The idiom used in your QFixed get and put methods of if (flag) wait is broken, you should be using a while loop instead. See the Oracle tutorial on guarded blocks.

Once I changed the names of the classes to remove 'Fixed', and replaced if with while in the Q class, like this:

class Q {
    int n;
    boolean valueset = false;

    synchronized int get(){
        while(!valueset){
            try {
                wait();
            } catch (InterruptedException ex) {
                System.out.println("interrupted");
            }
        }
        System.out.println("Got: " +n);
        valueset = false;
        notify();
        return n;
    }

    synchronized void put(int n){
        while (valueset){
            try {
                wait();
            } catch (InterruptedException ex) {
                System.out.println("interrupted");
            }
        }
        this.n = n;
        valueset = true;
        System.out.println("Put: "+n);
        notify();
    }
}

I got output starting with

Put: 0
Got: 0
Put: 1
Got: 1
Put: 2
Got: 2
Put: 3
Got: 3
Put: 4
Got: 4
Put: 5
Got: 5
Put: 6
Got: 6
Put: 7
Got: 7
Put: 8
Got: 8
Put: 9
Got: 9
Put: 10
Got: 10
...

where each value gets put and gotten once, which is the output you want.

There are several reasons why using the while loop is a good thing.

A waiting thread gives up the monitor, once it wakes up it has to reacquire the monitor before it can proceed with exiting the wait method. That means that other threads can take the monitor and possibly change the state of the data that the synchronization is protecting. Once the thread has reacquired the monitor it needs to check the condition again before it can know whether the condition that it thinks it got notified for actually happened. Otherwise the thread is deciding what to do based on stale information.
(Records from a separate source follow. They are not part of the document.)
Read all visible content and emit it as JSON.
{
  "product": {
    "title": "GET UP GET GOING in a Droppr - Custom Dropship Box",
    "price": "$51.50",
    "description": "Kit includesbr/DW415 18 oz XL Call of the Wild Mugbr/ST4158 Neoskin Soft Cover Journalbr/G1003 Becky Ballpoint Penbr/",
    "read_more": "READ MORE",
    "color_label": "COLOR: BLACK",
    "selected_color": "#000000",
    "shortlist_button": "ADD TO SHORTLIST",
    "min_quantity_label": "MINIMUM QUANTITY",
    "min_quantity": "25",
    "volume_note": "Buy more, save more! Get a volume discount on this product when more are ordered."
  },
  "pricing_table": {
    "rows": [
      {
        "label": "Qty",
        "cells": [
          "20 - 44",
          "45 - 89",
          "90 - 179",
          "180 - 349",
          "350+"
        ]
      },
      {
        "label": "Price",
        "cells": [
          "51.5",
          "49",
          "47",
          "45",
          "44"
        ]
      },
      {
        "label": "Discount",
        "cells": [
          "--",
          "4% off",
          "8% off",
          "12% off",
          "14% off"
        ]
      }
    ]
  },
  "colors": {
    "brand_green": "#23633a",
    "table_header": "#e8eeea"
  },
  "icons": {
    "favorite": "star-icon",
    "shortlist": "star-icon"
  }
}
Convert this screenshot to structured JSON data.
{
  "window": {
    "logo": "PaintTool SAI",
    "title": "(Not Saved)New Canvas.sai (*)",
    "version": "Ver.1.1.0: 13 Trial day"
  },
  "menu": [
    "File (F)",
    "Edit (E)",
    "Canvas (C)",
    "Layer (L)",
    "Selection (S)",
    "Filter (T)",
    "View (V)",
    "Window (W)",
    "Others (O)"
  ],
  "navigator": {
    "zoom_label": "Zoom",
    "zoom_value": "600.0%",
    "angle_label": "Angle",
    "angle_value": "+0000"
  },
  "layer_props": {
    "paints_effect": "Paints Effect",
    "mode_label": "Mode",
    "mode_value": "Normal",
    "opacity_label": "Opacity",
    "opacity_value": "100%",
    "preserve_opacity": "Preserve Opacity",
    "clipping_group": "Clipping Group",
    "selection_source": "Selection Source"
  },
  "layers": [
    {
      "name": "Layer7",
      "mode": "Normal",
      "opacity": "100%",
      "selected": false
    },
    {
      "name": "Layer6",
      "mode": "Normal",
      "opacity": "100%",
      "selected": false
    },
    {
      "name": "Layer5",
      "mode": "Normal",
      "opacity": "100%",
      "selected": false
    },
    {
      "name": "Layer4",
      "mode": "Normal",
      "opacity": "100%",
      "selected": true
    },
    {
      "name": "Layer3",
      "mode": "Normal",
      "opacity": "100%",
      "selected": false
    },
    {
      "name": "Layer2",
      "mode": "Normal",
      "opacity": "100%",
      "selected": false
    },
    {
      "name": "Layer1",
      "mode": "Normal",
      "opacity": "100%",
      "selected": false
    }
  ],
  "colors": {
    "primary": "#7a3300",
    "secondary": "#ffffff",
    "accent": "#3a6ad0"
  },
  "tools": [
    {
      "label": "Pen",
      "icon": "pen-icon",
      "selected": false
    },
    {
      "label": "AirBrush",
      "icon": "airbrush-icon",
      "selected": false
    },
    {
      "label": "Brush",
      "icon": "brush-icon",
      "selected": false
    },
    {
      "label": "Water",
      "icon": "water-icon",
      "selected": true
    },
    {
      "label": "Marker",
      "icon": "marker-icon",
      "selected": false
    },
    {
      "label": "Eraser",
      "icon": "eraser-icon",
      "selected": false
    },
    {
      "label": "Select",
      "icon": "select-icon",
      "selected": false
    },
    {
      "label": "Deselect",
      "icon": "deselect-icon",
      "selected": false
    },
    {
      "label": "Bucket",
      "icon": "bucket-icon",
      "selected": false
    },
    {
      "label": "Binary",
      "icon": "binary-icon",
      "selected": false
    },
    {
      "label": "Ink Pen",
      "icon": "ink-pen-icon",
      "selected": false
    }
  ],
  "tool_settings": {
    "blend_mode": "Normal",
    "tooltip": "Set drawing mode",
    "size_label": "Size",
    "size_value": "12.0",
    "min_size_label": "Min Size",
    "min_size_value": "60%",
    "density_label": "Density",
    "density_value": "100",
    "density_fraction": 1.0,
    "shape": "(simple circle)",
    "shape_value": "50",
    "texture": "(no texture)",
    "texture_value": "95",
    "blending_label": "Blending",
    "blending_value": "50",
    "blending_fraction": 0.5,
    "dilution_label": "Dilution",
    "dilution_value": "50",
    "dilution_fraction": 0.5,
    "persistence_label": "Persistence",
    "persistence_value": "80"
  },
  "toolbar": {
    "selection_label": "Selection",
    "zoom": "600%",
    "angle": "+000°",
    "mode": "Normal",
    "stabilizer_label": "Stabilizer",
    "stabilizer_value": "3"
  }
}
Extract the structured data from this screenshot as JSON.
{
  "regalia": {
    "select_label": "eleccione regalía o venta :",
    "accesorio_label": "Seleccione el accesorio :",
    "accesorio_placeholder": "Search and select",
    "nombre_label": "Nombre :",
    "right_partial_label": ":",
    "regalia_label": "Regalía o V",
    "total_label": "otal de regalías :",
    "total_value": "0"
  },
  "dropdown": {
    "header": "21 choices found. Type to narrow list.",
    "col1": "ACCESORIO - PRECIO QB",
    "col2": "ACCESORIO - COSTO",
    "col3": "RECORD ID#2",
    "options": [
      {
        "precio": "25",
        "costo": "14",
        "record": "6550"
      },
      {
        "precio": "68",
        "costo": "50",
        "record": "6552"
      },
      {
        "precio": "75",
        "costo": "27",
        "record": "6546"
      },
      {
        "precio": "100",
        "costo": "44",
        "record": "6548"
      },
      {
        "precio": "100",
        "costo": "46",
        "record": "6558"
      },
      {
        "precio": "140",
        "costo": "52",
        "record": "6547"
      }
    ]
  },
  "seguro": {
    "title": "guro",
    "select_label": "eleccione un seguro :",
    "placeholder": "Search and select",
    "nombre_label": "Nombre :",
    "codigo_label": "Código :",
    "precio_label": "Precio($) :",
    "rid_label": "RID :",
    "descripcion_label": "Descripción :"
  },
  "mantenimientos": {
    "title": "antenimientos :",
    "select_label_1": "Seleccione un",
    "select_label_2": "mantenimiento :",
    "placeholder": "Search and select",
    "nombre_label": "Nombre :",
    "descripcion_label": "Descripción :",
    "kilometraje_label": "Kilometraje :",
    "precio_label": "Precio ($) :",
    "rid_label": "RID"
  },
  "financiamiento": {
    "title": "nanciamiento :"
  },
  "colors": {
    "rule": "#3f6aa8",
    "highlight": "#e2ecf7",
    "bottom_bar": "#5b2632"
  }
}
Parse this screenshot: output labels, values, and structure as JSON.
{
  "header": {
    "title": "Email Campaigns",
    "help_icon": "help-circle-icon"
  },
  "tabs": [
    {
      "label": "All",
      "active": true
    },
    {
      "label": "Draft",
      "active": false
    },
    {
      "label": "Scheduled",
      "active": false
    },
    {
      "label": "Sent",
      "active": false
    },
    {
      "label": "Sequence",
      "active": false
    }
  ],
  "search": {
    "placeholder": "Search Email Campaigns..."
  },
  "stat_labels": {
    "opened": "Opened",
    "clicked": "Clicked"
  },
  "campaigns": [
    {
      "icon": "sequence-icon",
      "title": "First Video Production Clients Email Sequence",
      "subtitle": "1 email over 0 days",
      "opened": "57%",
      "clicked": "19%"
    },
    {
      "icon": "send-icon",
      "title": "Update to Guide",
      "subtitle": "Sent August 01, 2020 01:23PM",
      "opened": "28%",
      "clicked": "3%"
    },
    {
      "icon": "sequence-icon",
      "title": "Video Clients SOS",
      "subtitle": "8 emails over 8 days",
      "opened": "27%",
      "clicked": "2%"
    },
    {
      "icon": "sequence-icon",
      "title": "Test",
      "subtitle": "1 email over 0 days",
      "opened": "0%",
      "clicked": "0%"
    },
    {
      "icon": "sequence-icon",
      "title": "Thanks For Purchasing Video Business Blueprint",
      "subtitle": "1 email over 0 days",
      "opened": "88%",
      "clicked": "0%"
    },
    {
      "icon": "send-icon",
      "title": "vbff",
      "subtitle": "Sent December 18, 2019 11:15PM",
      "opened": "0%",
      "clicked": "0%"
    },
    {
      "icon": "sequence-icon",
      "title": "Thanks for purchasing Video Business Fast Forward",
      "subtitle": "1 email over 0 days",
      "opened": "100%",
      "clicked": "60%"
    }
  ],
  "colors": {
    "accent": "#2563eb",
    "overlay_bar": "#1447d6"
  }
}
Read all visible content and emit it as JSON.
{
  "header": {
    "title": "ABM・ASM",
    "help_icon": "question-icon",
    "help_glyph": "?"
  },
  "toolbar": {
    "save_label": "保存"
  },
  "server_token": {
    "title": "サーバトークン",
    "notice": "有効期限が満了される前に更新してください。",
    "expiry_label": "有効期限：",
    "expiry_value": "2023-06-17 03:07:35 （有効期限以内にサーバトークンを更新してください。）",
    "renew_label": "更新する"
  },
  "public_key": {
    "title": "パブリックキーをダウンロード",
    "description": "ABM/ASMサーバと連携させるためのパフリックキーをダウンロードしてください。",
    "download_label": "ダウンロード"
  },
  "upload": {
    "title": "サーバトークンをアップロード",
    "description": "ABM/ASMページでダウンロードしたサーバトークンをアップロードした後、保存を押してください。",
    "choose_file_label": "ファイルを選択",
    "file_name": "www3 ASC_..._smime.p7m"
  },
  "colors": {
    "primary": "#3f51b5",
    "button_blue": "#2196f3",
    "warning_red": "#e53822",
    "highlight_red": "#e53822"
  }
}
In examples involving three or more contending threads this would be a big issue. However, for this specific case I don't see an ordering of operations that is problematic.

Another reason for the while loop is that just because a thread exits from waiting doesn't necessarily mean a notification took place. According to the javadoc for Object#wait:

A thread can also wake up without being notified, interrupted, or timing out, a so-called spurious wakeup. While this will rarely occur in practice, applications must guard against it by testing for the condition that should have caused the thread to be awakened, and continuing to wait if the condition is not satisfied. In other words, waits should always occur in loops, like this one:

synchronized (obj) {
    while (<condition does not hold>)
        obj.wait(timeout);
    ... // Perform action appropriate to condition
}

This comes from a race condition in the JVM implementation; like the documentation says, it should be a rare occurrence. But it could be the source of the problem here, having the wait return without having been notified could produce a situation with multiple gets like what you saw.